Marengo Community Garden

Marengo Community Garden. Visitors from all over Orkney, and many from further afield, have sought out this special garden tucked out of sight in the village of St Margaret’s Hope. Whether to enjoy a few moments peace during a day of sightseeing, or take a quiet stroll around the paths admiring the vibrance and variety of the planting; or to meet a friend, find a bench and put the world to rights over a flask of tea, this space is appreciated by many folk. In 2015 it was included in Scotland’s Gardens Open Gardens Scheme and more recently it has taken up a regular slot in the list of local gardens on show during the Orkney Garden Festival.

A community garden

The idea for a community garden was the inspiration of a small group of local gardeners. They shared an ambition to turn a neglected walled garden into a resource for the community and a place of beauty:

A garden FOR SALE as a building plot!

This garden had once been someone’s pride and joy, sheltered from the Orkney winds by drystone dykes, full of old flowering bushes, a holly tree, an apple tree, wonderful ivies and honeysuckle in profusion. Many older residents of the village of St Margaret’s Hope remember it as a showpiece for visitors and garden enthusiasts. Unfortunately, times and interests change and over many years the garden had become overgrown and derelict and eventually it looked like it could disappear under concrete blocks. (From an early press release)

In January 1997, the Burray and South Ronaldsay Community Garden Association was formed with the aim of saving the garden, restoring it to its former glory and establishing Orkney’s first Community Garden.

Marengo Community Garden-1997
Trish making a start

A small team of volunteers worked through 1997 and 1998 to make their vision a reality.

Gaining funding

The committee’s first tasks in the early months included applying for grant funding and organising local fundraising events. Grants were received from The Lottery, the Elf Consortium, Rural Initiatives Scotland and the Co-op. The Burray and South Ronaldsay gardening club was formed, and the first Garden Trail offered the chance to visit local gardens and enjoy what has now become the traditional cream tea refreshments laid on by Marengo Garden volunteers.

From The Orcadian in 1997

Once the land was secured, work began to design and establish the new garden.

Designing and creating the garden

Firstly, the site had to be cleared whilst preserving some of the original features and planting.
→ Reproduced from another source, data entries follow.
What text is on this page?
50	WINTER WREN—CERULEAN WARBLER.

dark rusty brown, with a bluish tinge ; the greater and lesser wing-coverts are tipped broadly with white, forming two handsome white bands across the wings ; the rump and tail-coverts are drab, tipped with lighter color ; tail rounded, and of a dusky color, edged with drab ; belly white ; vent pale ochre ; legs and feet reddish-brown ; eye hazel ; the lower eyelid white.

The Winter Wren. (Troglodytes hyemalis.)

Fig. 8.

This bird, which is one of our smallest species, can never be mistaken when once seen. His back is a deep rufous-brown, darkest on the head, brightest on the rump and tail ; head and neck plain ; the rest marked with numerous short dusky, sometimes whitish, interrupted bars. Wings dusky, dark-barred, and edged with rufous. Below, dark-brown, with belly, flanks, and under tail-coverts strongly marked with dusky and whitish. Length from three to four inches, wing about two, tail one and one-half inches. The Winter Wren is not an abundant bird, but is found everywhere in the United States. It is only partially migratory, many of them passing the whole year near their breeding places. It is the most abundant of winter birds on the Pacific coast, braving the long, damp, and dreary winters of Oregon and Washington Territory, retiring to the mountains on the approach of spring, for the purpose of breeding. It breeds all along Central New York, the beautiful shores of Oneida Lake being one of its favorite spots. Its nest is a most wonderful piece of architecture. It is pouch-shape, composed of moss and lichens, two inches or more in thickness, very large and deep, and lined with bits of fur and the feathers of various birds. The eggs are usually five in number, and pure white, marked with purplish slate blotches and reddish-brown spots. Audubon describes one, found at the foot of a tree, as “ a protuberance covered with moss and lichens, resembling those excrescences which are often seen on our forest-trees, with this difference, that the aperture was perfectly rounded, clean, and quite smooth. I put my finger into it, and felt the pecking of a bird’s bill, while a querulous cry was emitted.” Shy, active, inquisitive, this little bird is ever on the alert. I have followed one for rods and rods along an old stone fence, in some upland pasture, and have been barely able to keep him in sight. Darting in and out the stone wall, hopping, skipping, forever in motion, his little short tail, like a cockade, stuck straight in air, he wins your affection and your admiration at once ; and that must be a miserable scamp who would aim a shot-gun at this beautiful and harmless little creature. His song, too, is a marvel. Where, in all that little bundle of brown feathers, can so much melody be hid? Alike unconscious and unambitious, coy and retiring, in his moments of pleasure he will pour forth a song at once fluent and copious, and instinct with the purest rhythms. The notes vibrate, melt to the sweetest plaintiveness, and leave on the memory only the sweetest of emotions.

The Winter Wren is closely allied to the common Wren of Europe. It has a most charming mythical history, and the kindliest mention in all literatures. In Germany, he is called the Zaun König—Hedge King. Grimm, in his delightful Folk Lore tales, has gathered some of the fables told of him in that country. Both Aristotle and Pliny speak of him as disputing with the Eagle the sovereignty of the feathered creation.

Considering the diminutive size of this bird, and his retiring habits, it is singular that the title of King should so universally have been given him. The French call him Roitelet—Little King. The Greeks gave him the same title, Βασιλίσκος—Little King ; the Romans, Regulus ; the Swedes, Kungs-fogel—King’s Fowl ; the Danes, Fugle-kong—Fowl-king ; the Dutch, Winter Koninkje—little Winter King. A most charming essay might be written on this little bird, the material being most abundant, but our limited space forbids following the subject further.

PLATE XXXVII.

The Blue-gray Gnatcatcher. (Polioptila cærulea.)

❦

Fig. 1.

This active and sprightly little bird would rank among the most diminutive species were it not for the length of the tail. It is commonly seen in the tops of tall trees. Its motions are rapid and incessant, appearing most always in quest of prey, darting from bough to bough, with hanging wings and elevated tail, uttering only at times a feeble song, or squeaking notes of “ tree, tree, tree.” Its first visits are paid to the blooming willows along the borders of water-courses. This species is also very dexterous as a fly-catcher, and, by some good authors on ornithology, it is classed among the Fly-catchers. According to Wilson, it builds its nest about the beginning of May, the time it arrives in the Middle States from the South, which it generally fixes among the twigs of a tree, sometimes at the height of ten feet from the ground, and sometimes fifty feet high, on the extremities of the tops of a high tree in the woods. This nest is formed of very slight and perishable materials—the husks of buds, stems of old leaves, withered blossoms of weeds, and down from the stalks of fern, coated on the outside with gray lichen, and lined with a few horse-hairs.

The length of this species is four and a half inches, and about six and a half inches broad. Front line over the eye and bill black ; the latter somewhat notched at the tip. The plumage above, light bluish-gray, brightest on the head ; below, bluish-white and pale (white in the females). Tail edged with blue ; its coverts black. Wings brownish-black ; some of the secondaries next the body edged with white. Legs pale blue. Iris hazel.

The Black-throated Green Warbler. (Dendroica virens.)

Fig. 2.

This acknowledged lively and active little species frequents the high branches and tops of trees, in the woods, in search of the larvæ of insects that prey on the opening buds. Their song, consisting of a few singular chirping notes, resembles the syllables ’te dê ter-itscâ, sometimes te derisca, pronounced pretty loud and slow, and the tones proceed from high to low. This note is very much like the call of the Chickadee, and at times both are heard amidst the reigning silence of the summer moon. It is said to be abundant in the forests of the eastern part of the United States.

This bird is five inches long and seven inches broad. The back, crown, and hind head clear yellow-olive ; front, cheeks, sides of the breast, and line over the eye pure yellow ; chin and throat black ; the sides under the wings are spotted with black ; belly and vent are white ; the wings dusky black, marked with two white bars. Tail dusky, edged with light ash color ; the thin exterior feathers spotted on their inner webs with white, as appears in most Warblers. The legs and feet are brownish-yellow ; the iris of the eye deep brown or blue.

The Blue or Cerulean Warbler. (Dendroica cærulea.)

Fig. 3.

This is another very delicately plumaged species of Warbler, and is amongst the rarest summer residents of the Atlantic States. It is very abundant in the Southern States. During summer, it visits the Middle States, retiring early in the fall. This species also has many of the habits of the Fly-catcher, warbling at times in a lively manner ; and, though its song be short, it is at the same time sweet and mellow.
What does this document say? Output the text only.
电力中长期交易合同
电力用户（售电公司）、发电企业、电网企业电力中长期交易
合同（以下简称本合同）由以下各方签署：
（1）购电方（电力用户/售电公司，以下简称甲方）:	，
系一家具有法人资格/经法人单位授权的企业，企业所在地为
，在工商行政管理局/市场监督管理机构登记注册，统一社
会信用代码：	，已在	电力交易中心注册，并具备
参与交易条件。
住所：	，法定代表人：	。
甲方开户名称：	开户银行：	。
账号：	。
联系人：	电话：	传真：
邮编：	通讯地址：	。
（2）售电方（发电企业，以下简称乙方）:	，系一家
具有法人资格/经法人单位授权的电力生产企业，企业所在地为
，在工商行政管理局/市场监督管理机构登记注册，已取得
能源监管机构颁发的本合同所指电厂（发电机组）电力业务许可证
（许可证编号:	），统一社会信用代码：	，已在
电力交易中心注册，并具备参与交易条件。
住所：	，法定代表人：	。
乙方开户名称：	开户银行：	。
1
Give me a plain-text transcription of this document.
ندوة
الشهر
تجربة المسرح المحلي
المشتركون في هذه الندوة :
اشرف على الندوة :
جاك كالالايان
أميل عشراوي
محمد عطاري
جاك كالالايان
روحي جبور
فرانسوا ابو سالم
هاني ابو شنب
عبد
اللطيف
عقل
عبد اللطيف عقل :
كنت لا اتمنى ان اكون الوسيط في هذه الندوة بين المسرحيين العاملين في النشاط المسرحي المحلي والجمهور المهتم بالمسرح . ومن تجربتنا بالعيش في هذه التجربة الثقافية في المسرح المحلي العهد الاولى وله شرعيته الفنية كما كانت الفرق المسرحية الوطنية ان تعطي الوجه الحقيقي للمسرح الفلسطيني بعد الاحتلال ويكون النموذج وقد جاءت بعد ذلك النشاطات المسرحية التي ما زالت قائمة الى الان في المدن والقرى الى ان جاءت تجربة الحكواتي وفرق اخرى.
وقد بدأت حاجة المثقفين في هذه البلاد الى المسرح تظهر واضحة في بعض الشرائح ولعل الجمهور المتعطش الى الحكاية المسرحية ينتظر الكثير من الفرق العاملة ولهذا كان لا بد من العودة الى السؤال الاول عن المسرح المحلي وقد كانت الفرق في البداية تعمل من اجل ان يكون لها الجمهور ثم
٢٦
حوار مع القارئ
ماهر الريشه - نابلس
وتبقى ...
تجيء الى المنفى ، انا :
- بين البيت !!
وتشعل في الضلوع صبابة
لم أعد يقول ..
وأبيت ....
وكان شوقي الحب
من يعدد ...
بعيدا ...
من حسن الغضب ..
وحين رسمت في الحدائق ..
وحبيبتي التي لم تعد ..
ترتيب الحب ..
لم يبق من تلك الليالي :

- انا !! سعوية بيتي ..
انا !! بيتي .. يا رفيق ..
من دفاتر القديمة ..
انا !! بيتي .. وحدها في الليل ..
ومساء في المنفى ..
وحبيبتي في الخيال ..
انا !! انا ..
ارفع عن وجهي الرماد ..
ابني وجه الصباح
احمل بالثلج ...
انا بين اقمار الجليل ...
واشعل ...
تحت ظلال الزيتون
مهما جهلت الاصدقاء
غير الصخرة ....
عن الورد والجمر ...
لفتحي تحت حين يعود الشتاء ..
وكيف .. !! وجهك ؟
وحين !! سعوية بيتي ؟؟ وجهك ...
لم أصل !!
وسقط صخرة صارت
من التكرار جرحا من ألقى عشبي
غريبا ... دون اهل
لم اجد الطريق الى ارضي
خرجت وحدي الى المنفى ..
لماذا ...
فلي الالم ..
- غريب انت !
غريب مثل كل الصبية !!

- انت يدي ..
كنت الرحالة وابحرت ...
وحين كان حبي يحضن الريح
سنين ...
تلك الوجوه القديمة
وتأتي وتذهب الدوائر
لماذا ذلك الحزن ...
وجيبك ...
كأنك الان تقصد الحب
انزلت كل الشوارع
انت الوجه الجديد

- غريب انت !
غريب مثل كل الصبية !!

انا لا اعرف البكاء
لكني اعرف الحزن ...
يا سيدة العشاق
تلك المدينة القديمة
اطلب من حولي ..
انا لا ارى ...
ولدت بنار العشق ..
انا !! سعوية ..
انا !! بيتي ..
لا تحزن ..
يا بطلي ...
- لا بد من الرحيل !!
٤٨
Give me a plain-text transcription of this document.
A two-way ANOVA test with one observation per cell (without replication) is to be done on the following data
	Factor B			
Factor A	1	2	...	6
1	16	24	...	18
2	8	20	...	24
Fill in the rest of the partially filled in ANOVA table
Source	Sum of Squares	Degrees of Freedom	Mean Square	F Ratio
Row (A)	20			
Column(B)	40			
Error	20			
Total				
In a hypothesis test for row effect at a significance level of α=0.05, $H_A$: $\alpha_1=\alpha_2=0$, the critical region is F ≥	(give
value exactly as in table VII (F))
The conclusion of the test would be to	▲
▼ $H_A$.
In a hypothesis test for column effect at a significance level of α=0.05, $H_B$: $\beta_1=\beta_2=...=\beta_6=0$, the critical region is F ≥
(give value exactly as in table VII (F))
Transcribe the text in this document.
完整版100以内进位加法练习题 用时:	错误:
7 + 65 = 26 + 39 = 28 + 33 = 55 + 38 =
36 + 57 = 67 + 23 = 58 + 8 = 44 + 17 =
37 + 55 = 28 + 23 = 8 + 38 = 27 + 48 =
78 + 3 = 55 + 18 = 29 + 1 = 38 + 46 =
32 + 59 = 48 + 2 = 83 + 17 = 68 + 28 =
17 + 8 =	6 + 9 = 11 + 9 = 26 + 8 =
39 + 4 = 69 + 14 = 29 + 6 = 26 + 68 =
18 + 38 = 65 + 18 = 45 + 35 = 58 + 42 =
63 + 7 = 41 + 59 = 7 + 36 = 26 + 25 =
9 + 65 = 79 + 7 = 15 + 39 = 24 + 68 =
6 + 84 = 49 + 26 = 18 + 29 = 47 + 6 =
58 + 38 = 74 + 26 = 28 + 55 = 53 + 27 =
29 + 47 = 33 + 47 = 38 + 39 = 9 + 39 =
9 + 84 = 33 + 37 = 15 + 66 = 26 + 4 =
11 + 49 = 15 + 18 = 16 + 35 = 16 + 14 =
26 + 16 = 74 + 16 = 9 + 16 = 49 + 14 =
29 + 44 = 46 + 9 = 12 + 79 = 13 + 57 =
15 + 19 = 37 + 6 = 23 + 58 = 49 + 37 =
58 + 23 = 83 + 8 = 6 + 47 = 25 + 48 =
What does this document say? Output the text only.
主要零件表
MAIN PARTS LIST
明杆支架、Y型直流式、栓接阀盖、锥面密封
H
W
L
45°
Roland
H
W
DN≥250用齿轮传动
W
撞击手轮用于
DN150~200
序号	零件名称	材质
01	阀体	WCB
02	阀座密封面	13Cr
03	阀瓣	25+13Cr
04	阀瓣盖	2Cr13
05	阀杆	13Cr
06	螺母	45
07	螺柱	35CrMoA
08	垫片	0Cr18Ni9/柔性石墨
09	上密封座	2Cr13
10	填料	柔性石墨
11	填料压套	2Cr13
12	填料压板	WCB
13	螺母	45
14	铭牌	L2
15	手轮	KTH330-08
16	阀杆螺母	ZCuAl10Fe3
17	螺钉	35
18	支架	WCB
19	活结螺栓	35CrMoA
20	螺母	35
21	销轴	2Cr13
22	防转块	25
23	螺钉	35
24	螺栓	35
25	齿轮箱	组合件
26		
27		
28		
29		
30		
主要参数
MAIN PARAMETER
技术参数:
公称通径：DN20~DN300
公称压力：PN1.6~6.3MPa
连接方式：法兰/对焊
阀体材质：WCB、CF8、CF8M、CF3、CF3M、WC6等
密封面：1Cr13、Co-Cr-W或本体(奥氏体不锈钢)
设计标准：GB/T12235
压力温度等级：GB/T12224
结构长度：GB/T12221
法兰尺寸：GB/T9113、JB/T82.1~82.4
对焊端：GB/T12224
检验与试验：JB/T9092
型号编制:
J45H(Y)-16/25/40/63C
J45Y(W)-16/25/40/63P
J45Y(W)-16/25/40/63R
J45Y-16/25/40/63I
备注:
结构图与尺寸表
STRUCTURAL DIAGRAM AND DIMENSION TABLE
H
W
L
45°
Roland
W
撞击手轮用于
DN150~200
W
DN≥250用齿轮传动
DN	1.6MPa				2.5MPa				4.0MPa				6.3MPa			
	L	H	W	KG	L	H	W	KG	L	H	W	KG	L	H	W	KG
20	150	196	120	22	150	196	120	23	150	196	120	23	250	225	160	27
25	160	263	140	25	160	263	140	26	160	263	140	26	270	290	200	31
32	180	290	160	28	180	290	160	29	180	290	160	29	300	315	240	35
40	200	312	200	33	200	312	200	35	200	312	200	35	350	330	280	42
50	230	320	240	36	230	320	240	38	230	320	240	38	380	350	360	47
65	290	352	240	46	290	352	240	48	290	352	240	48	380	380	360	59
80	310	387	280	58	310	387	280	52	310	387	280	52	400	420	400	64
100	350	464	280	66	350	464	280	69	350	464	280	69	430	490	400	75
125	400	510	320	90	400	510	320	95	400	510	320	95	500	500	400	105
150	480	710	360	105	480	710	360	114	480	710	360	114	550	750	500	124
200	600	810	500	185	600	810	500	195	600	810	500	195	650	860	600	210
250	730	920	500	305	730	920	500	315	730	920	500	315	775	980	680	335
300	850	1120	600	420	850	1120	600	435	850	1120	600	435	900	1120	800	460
Plans for the new garden space included new sections of drystone wall at the perimeter, a terrace, a children’s area, seating and composting corner. The original stone-built shed was repaired and alongside it, a new wooden shed was erected.

marengo 1997

In 1998 the Marengo Community Garden was chosen as a project to feature on Grampian Television’s Beechgrove Garden programme.

The ‘Hit Squad’ paid two visits to St Margaret’s Hope. In addition to the advice and encouragement they offered, their visits – one at the beginning of the project, and one to see the completed garden – concentrated efforts to complete the garden make-over.


Marengo community garden

Maintained by a small band of dedicated volunteers (including Lesley Livsey, Trish Spence and Elli Pearson from Hope Cohousing), the garden continued to flourish. Its annual plant sale and cream teas in August is always a popular local event. They have a Facebook page which is regularly updated with photos and news.


People often wonder where the name ‘Marengo’ came from. In 1840 an American barquentine – The Marengo – travelling from Newcastle to New Orleans with a cargo of coal and glass was wrecked during a gale, in nearby Widewall Bay.  The crew was rescued, and the deckhouse was among items salvaged from the wreckage. It was put into use as a store for a small shop at this end of St Margaret’s Hope. Interestingly, the records note that the ships cats were also saved. Perhaps there are still cats of American ancestry roaming around South Ronaldsay (George Esson – For Those in Peril). [Thanks to Ingrid and Herbert Mackenzie for this information].